Dans ce procès à valeur de symbole et de leçon d'histoire, la cour a entendu depuis mercredi une trentaine de témoins, souvent venus de l'étranger, livrer leurs souvenirs, souvent leurs blessures, des années vécues au Chili sous la férule du général Pinochet.

Les familles des quatre disparus après le coup d'Etat du 11 septembre 1973 attendaient cette audience depuis plus de 35 ans. Leurs fils, filles, épouses, frères, soeurs, amis, ont livré à la barre des témoignages souvent bouleversants de leur vie amputée par ce drame.

Georges Klein, médecin et conseiller de Salvador Allende, a été arrêté à Santiago en septembre 1973, tout comme l'ancien prêtre Etienne Pesle, enlevé dans le sud du pays. Alphonse Chanfreau et Jean-Yves Claudet-Fernandez, deux membres du Mouvement de la gauche révolutionnaire (MIR), ont disparu l'un en 1974, l'autre en 1975.

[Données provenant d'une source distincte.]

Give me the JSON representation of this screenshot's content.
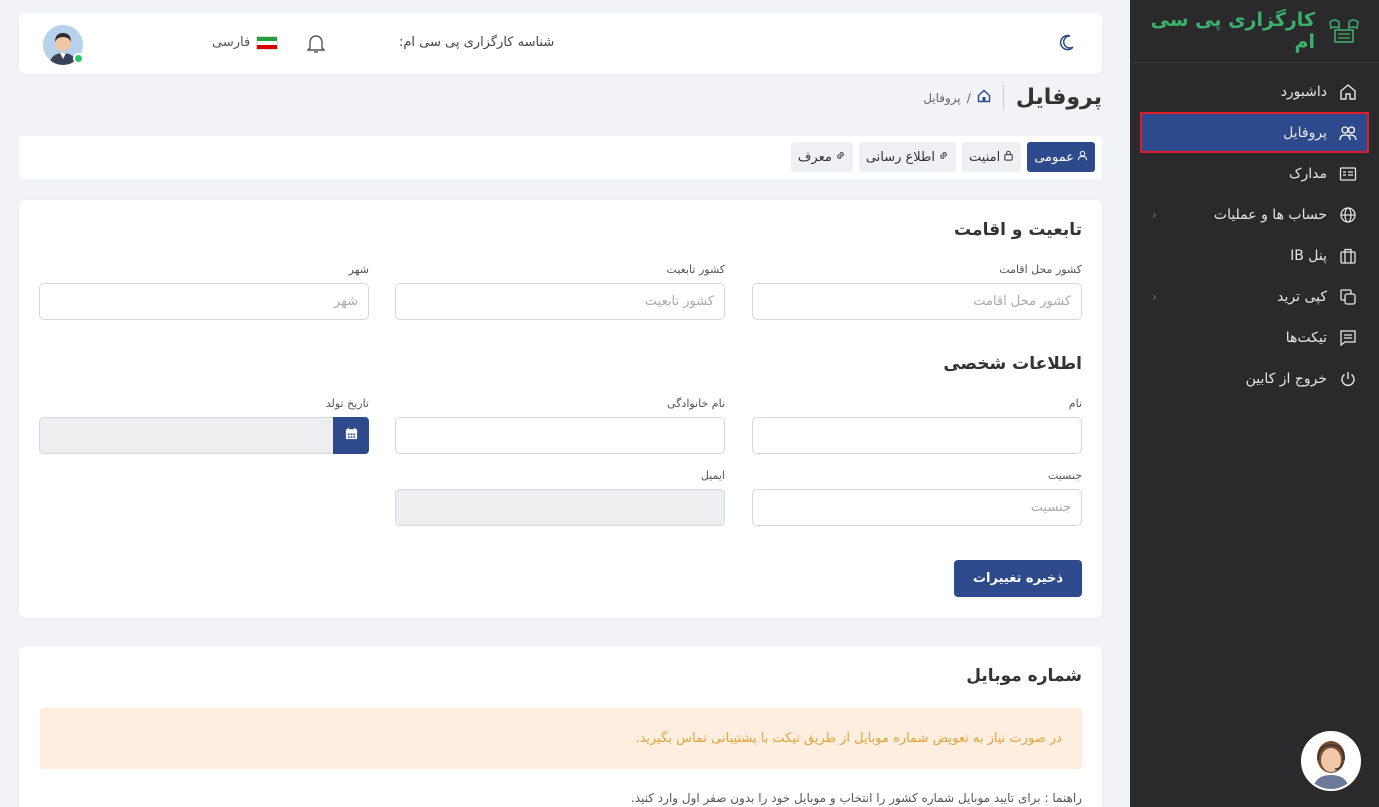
{
  "brand": {
    "name": "کارگزاری پی سی ام"
  },
  "sidebar": {
    "items": [
      {
        "label": "داشبورد",
        "icon": "home-icon"
      },
      {
        "label": "پروفایل",
        "icon": "users-icon",
        "active": true
      },
      {
        "label": "مدارک",
        "icon": "id-card-icon"
      },
      {
        "label": "حساب ها و عملیات",
        "icon": "globe-icon",
        "has_children": true
      },
      {
        "label": "پنل IB",
        "icon": "briefcase-icon"
      },
      {
        "label": "کپی ترید",
        "icon": "copy-icon",
        "has_children": true
      },
      {
        "label": "تیکت‌ها",
        "icon": "message-icon"
      },
      {
        "label": "خروج از کابین",
        "icon": "power-icon"
      }
    ],
    "chevron": "‹"
  },
  "topbar": {
    "agent_id_label": "شناسه کارگزاری پی سی ام:",
    "language": "فارسی"
  },
  "page": {
    "title": "پروفایل",
    "breadcrumb_sep": "/",
    "breadcrumb_current": "پروفایل"
  },
  "tabs": [
    {
      "label": "عمومی",
      "active": true
    },
    {
      "label": "امنیت"
    },
    {
      "label": "اطلاع رسانی"
    },
    {
      "label": "معرف"
    }
  ],
  "residence": {
    "title": "تابعیت و اقامت",
    "country_residence_label": "کشور محل اقامت",
    "country_residence_placeholder": "کشور محل اقامت",
    "country_citizenship_label": "کشور تابعیت",
    "country_citizenship_placeholder": "کشور تابعیت",
    "city_label": "شهر",
    "city_placeholder": "شهر"
  },
  "personal": {
    "title": "اطلاعات شخصی",
    "first_name_label": "نام",
    "last_name_label": "نام خانوادگی",
    "birth_date_label": "تاریخ تولد",
    "gender_label": "جنسیت",
    "gender_placeholder": "جنسیت",
    "email_label": "ایمیل"
  },
  "save_button": "ذخیره تغییرات",
  "mobile": {
    "title": "شماره موبایل",
    "alert": "در صورت نیاز به تعویض شماره موبایل از طریق تیکت با پشتیبانی تماس بگیرید.",
    "hint": "راهنما : برای تایید موبایل شماره کشور را انتخاب و موبایل خود را بدون صفر اول وارد کنید."
  },
  "colors": {
    "primary": "#2c4a8c",
    "sidebar_bg": "#2a2a2c",
    "brand_green": "#3bb26a",
    "alert_bg": "#fdeee0",
    "alert_text": "#e6a33a",
    "active_outline": "#e01e2b"
  }
}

Face à elles, un box d'accusés vide. Les treize anciens membres chiliens du régime Pinochet et un Argentin, essentiellement d'anciens militaires, âgés 61 à 89 ans, sont jugés en leur absence pour les faits d'"arrestations, enlèvements, séquestrations arbitraires avec torture ou actes de barbarie".

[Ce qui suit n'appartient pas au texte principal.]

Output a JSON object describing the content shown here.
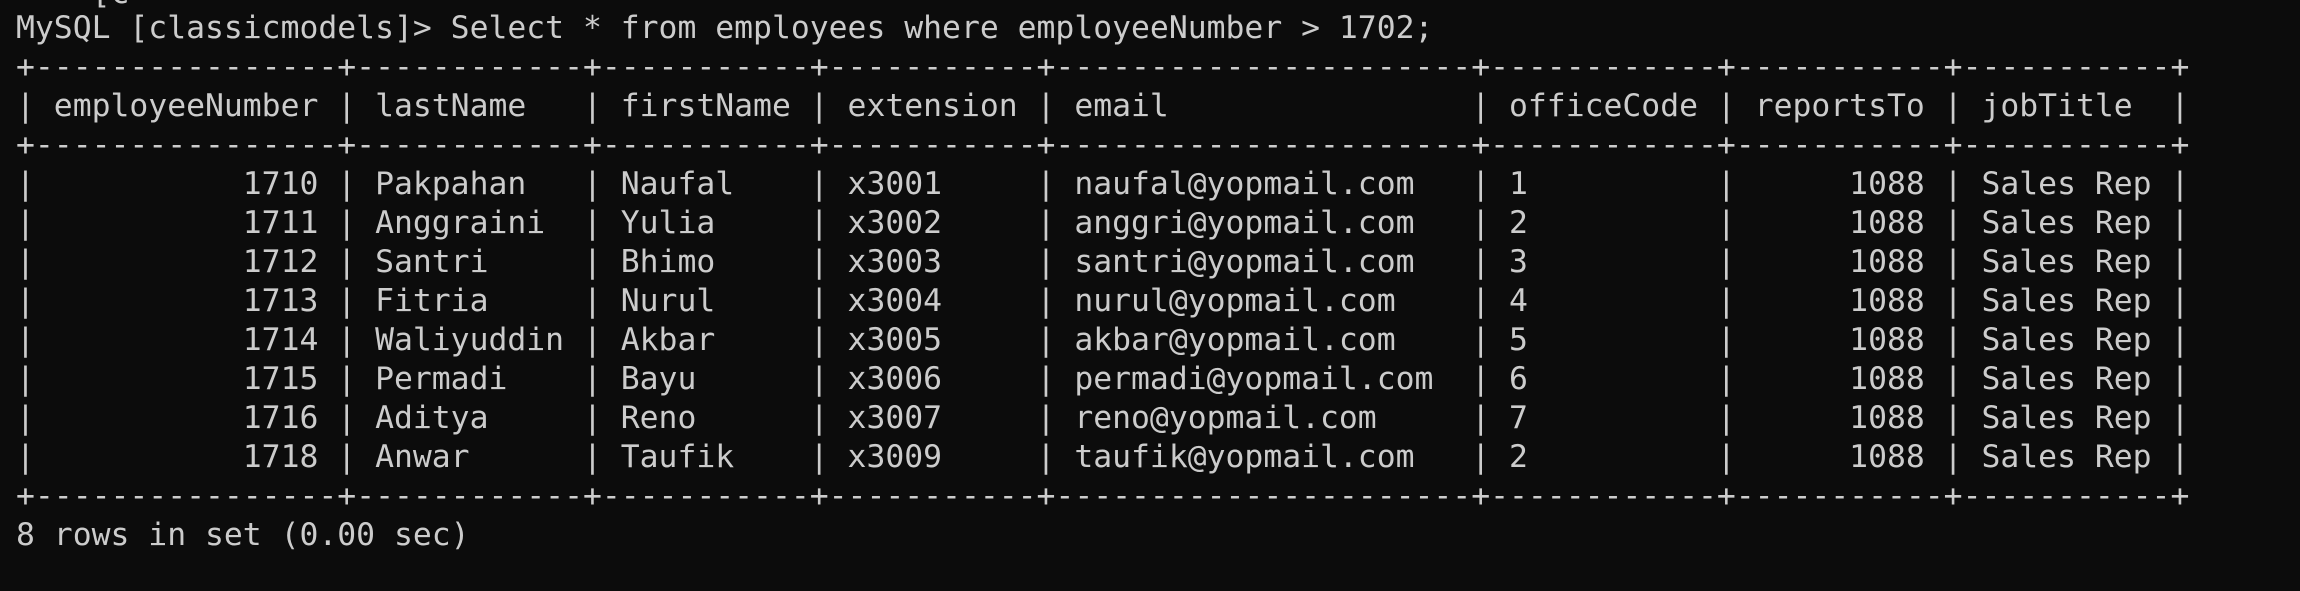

La procédure dite de "défaut criminel" qui permet de les juger en leur absence, autorise qu'ils soient représentés par un avocat mais aucun ne l'a souhaité.

De ce fait, la cour d'assises ne comprend pas, comme à l'habitude, de jurés. Elle est composée de trois magistrats professionnels dont le verdict est attendu dans la journée.

Certains accusés, comme le général Manuel Contreras, fondateur de la Direction du renseignement national (Dina, police secrète), ont déjà été condamnés au Chili pour des crimes commis durant la dictature et sont actuellement détenus.

Augusto Pinochet, au pouvoir de 1973 à 1990, avait été mis en examen dans cette procédure française mais sa mort, en décembre 2006, a éteint l'action judiciaire à son encontre. Il n'a jamais eu à répondre en justice des crimes commis sous sa dictature.